The Mamdani administration is eyeing potential replacements for scandal-plagued New York City Schools Chancellor Kamar Samuels, multiple sources told The Post.
City Hall officials began vetting internal candidates, a high-ranking DOE source revealed, after The Post’s bombshell report two weeks ago on Samuels signing a $180,000 no-bid contract with an unapproved vendor and evading Department of Education procurement rules.
“The DOE was very busy this weekend; they’re under a lot of stress to come up with a solution for this,” the source said.
“The Knicks glow is leaving so now they actually have to deal with this s–t,” another source, a City Hall insider, stated.
Former DOE Chancellor Meisha Ross Porter, who had a brief one-year stint as chancellor in 2021-2022, is believed to be back in the mix for the role.
Porter, 51, has been angling for her old job for months and upped her efforts after The Post expose, the City Hall insider said.
“Porter’s in Tweed all the time as a lobbyist, she’s always talking s–t about Samuels and he’s completely oblivious,” the insider claimed.
The former chancellor once threw herself a lavish $45,000 bash to celebrate her ascension to Bronx superintendent in 2019. She recently posted on LinkedIn about attending a state college-savings account event with Samuels and NYC Council Speaker Julie Menin.
She was nearly picked for the chancellor role back in January, but the Mamdani camp got spooked by baggage surrounding a financial scandal at a nonprofit she ran, multiple sources claimed.
In the summer of 2024, Porter was axed from The Bronx Community Foundation — a nonprofit dedicated to fighting inequity in The Bronx — where she was earning $300,000 a year after the group was hit with serious financial mismanagement and corruption allegations.
The nonprofit distributed less than 25% of the $12.6 million it raised from 2019 to 2023, and a slew of executives were fired once the numbers came to light in 2024, The New York Focus reported.
If Samuels is axed, DOE Deputy Chancellor Lindsay Oates, who runs the Division of Finance, Administration and Human Resources, is also on the successor short list, the City Hall insider said.
She previously served as NYC Schools chief financial officer during the de Blasio administration, where she developed a close relationship with First Deputy Mayor Dean Fuleihan, who is serving in the same role under Mamdani, the source claimed.
Fuleihan has taken a more hands-on role in handling the DOE for Mamdani in light of the Samuels’ scandal, the insider said.
“Whoever gets picked would likely have to have his blessing,” they added.
The DOE source told The Post that Mamdani’s frustration with Samuels has been building as the embattled schools chancellor has struggled to lead the city’s largest agency.

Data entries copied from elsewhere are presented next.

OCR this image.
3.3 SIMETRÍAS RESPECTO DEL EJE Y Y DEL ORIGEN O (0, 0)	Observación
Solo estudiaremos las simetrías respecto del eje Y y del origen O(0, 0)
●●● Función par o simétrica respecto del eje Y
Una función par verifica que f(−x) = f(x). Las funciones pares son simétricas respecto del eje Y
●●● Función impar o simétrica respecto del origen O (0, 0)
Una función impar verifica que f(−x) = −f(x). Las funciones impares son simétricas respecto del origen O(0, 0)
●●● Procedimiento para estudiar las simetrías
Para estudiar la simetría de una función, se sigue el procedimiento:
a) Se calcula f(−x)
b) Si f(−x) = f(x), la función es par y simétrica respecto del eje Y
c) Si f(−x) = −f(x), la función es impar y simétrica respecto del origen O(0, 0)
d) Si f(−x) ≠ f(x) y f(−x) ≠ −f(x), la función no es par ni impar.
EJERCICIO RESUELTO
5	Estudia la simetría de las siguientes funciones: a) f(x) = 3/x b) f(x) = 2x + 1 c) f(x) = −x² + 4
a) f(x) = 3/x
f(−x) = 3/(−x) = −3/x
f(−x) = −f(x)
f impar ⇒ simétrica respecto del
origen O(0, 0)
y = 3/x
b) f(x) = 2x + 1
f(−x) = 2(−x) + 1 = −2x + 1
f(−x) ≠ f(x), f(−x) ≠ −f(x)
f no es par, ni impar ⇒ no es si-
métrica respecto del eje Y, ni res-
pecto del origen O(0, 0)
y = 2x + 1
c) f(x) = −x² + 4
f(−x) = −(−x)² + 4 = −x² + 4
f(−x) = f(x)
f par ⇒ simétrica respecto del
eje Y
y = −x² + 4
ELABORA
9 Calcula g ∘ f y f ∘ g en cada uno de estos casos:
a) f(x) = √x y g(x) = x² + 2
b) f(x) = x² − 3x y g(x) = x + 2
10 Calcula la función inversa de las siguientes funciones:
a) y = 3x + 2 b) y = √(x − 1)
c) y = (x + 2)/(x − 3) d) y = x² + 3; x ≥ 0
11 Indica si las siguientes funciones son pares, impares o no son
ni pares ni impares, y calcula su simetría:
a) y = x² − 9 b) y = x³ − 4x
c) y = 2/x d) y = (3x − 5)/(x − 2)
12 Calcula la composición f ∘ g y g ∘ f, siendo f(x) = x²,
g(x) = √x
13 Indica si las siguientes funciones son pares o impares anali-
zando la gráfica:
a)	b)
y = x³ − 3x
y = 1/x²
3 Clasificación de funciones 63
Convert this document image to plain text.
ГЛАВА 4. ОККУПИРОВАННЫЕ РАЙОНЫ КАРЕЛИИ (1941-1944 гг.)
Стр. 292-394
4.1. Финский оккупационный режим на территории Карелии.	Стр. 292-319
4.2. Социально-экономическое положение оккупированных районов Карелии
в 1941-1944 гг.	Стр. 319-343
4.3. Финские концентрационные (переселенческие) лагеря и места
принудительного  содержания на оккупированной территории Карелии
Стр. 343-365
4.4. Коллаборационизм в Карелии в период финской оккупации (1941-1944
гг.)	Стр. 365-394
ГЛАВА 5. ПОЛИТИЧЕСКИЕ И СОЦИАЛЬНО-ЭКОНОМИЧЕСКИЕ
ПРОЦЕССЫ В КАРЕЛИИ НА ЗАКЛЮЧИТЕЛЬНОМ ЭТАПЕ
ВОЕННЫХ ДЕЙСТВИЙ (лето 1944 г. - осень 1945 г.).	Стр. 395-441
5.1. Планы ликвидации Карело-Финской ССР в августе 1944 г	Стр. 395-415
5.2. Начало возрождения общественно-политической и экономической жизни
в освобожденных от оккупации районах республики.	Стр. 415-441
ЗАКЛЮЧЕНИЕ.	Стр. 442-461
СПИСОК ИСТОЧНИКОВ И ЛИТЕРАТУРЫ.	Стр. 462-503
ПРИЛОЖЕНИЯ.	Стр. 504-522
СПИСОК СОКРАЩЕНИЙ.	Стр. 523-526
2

“Mamdani passed on several qualified candidates because they didn’t tell him exactly what he wanted to hear — Samuels got the role by lying to his boss, and that’s what he’s still doing,” the DOE source said.
When a Post reporter spotted Samuels in the hallway of a Panel for Education Policy meeting Wednesday, the embattled chancellor rushed to the bathroom instead of answering questions about the shady contract he inked. He is now being probed by the Special Commissioner for Investigation.
“This is absolutely, unequivocally false,” a City Hall representative said when asked if they are vetting replacements for Samuels.